I began writing in my journal again. Not long, rambling entries the way I used to. Jot-lists. Mundane things: don't forget your keys! Eat lunch! Visit Sarah after class!

I allowed myself to overstay my welcome in kind company.

Fear and anxiety made me tighten my grip on myself and demand unscrupulous hours. I set the bar so high there was no way to succeed. When I can control nothing else, when I feel trapped in the eye of a whirling storm, my arms go around myself to hold myself steady. Like that will anchor me to the ground.

Secret pleasures revealed themselves in the space between large tracts of unremarkable but overwhelming fear. The universe intervenes, adept at parallel construction.

In my literature class this morning, one student asked a question I thought I'd answered properly via close reading: how do we know we've not over-read a text? or misread a text? 

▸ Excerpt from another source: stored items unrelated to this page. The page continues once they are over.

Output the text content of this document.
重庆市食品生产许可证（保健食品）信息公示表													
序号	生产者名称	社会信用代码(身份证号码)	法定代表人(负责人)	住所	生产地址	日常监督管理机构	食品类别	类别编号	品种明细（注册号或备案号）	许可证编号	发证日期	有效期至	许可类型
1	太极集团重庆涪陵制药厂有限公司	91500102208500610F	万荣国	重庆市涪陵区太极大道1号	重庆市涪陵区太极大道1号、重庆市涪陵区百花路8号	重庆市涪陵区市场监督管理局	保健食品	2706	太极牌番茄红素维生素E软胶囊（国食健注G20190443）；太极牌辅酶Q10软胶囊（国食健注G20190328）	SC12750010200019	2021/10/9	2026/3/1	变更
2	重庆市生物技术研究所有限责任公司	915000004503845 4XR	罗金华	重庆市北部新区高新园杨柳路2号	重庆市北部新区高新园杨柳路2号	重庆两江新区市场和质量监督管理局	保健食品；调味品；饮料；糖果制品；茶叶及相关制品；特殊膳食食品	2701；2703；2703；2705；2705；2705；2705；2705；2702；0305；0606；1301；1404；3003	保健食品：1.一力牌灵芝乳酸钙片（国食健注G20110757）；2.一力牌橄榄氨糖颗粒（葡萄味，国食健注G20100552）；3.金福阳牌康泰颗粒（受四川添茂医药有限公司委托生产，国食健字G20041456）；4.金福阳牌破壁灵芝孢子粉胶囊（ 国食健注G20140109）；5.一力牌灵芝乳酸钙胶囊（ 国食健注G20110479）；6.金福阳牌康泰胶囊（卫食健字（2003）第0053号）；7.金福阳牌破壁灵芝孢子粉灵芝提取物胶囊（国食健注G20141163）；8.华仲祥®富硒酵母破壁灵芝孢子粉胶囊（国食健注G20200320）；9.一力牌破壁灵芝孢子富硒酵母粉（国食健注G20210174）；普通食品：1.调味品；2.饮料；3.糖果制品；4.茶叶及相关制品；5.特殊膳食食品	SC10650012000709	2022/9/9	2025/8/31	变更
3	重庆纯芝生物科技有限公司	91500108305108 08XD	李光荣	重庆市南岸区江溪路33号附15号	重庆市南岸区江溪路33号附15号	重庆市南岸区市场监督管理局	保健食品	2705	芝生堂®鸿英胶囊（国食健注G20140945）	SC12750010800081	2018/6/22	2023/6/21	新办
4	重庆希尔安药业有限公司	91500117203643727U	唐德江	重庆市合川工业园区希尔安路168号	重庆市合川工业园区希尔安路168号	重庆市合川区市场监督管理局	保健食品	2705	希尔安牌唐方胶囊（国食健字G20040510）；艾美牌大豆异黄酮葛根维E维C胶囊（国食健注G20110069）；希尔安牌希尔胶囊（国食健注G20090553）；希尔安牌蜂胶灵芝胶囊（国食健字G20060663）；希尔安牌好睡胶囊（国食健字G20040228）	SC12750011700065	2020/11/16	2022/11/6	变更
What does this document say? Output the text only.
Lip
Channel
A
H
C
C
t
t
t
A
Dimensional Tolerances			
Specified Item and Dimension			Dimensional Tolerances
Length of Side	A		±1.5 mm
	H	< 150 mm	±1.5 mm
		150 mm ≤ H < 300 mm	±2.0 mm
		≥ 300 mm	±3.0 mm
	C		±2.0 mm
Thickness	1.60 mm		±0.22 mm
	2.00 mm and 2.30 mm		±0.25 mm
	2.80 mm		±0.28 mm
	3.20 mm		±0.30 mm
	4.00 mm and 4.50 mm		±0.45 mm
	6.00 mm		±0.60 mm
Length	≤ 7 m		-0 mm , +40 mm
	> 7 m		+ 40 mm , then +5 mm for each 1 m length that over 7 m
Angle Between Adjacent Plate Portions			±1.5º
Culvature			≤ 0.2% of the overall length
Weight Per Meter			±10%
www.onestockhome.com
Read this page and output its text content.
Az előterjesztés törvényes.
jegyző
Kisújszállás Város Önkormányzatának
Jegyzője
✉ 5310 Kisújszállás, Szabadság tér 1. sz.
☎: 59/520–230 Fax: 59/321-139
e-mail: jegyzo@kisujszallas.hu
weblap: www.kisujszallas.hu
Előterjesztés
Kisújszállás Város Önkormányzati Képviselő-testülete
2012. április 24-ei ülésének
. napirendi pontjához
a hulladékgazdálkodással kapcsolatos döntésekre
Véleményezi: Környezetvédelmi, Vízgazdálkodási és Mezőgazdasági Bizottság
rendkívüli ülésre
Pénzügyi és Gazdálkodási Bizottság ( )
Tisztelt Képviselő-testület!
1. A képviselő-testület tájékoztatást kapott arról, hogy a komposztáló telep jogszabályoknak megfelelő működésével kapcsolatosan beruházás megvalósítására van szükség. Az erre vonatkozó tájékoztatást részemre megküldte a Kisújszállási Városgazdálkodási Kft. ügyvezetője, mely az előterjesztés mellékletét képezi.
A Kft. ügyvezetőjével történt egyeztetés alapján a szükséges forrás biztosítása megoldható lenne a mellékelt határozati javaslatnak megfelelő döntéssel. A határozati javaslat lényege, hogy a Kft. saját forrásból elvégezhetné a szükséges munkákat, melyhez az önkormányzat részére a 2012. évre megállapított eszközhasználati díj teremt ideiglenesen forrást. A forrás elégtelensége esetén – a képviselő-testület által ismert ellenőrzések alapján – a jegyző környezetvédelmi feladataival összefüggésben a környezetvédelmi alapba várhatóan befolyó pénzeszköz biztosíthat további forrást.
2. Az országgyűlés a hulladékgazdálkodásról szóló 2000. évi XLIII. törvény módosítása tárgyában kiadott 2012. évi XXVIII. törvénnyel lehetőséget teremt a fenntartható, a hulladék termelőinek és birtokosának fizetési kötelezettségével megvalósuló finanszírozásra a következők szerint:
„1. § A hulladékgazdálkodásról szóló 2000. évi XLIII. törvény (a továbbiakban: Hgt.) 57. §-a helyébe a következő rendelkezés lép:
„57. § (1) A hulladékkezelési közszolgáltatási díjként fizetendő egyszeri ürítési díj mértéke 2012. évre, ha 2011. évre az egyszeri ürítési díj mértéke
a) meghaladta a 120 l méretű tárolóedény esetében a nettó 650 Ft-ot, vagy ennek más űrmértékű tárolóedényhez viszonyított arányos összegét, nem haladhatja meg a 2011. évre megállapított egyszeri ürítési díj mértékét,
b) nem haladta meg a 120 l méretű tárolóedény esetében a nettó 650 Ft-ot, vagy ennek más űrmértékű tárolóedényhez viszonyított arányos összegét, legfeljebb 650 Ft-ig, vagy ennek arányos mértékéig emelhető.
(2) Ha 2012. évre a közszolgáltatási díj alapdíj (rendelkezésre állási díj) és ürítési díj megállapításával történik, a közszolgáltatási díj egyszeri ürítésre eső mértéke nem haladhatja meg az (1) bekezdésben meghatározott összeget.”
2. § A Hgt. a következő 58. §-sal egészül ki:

Two nights prior, I found a suite of poems written by kids aged 9-12. The poems were written as part of the Booklatan sa Bayan Leyte, a National Book Development Board project.

Walang kamalay-malay
Si Tatay na may patay
Doon sa kapitbahay.

-Angelica A. Navarra, 9, Granja Central School 


I read the poems aloud and withheld critical, contextual information until the class formed its opinions and understood the tone and image and the beautiful ambiguity of the words. And only after the class had formed concrete opinions and understood the poems outside their context, did I reveal that the poems had been written by Typhoon Yolanda survivors, children who had learned to live with loss in an extreme environment. Children who continued to live and who turned to the brevity of this form to say, among other things, we are here, we are still here. Then I asked, did we misinterpret the poems when we read them even without the context? How then do we police our own understanding of poems not written with us in mind? By 'us' I meant the social and communal 'us' that is the product of living within the same society, having grown-up with the same set of beliefs. I didn't plan any of this but what I had brought with me on a whim was a good way to explain the difference between reading closely and misreading.

Sometimes, I am sorely tempted to believe in the guiding hand of some benign, higher power. Call it the Universe, call it by the name of a deity. 

laura kimpton and jeff schomberg
After the literature class I wandered up and down the faculty center. I forgot my keys on the dresser in my bedroom at home and the backpack was heavy with papers. I turned toward home my feet were leaden and disobedient. I didn't want to go. That was strange enough. I usually craved the empty hours by myself. Now, I was too afraid of the familiarity of my own room to look forward to another empty afternoon.

The fear expanded beyond its boundaries to conquer new territory: I keep finding small shards of it in unlikely places. On a Katipunan-Campus jeepney at seven in the morning, just before my Wednesday class. I'm afraid of the marks on my bedroom floor where the sealing wax has been scraped off where I drag the chair to and fro. I'm afraid of the floorspace beside my bed where I knot myself smaller still until my hand covers the width of my entire face. I am so small, so small, I remind myself, and you are small, you are small in the lives of the people in your own small life. You are tiny, I tell myself. I can shrink more, I say.

I am obsessed with taking up as little space as possible, hoping the fear will not find me.